Just to be clear: we're talking about the templating language used to
generate XML out of (usually flowscript) data, right?
yes
I'm asking (although I know ;-) because the requirements of a *final
presentation" templating system might be fairly different - at present
the mainstream way (AFAIK) is to use XSLT to generate HTML, WML or
whatever, but for many people "templating" in the context of a webapp
means roughly "edit pages with DreamWeaver, put some special codes and
let the templating engine insert the data".
Maybe we should call JXTemplate our "XML templating engine" to avoid any
confusion.
good idea.
...So, how do we continue to meet all these requirements?
A.) Rewrite/refactor JXTemplate
- break it up in smaller, easier understandable/maintainable pieces
- deprecate #{} syntax and make expression languages plugable as
Sylvain suggested
- investigate the performance problems (I guess there are only
problems if macros are used)
- add the missing things from above...
Sounds good if people are willing to do it.
;-)
at least we have a common understanding.
Don't know enough about the other options, but I like this idea:
...In my opinion we should write JXTemplate 2.0 which would be from
the user's POV as similar as possible to 1.0.
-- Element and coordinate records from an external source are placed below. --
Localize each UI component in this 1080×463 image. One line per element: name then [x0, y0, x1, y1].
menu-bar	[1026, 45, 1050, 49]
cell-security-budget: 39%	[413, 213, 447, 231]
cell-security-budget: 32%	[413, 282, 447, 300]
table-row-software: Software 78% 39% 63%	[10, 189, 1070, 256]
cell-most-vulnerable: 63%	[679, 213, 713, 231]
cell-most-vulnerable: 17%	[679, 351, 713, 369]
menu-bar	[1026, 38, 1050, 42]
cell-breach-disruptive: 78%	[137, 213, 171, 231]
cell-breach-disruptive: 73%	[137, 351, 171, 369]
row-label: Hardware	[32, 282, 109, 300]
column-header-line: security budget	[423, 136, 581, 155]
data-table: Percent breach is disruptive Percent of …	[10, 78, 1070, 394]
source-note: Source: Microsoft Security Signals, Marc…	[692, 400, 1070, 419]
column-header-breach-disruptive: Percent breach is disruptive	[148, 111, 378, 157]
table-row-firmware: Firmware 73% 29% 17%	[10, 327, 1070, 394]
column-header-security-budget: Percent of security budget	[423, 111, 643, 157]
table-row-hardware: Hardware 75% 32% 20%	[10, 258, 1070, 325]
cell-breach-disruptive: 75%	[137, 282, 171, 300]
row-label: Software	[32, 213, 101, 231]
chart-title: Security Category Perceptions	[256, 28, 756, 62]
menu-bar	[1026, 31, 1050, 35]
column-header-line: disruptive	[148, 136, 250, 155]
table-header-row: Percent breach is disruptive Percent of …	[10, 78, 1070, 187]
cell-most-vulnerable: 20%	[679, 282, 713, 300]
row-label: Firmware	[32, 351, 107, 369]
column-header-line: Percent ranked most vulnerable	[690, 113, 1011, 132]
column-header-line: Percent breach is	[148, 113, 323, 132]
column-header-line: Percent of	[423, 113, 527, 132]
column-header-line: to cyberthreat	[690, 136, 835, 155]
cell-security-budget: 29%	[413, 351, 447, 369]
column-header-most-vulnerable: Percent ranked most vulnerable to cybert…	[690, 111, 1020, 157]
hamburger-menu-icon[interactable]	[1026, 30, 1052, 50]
Technically this could be a complete rewrite (use garbage, tempo or
really from scratch) or at least a major refactoring...
It would be (of course) good to include automated tests as well, using
anteater for example, as this is a critical component
yes, very important
Calling it JXTemplate is better for marketing reasons because it shows
more stability than telling our user base that they should use
something completly different in the future. Calling it differently
gives another impression than incrementing version numbers.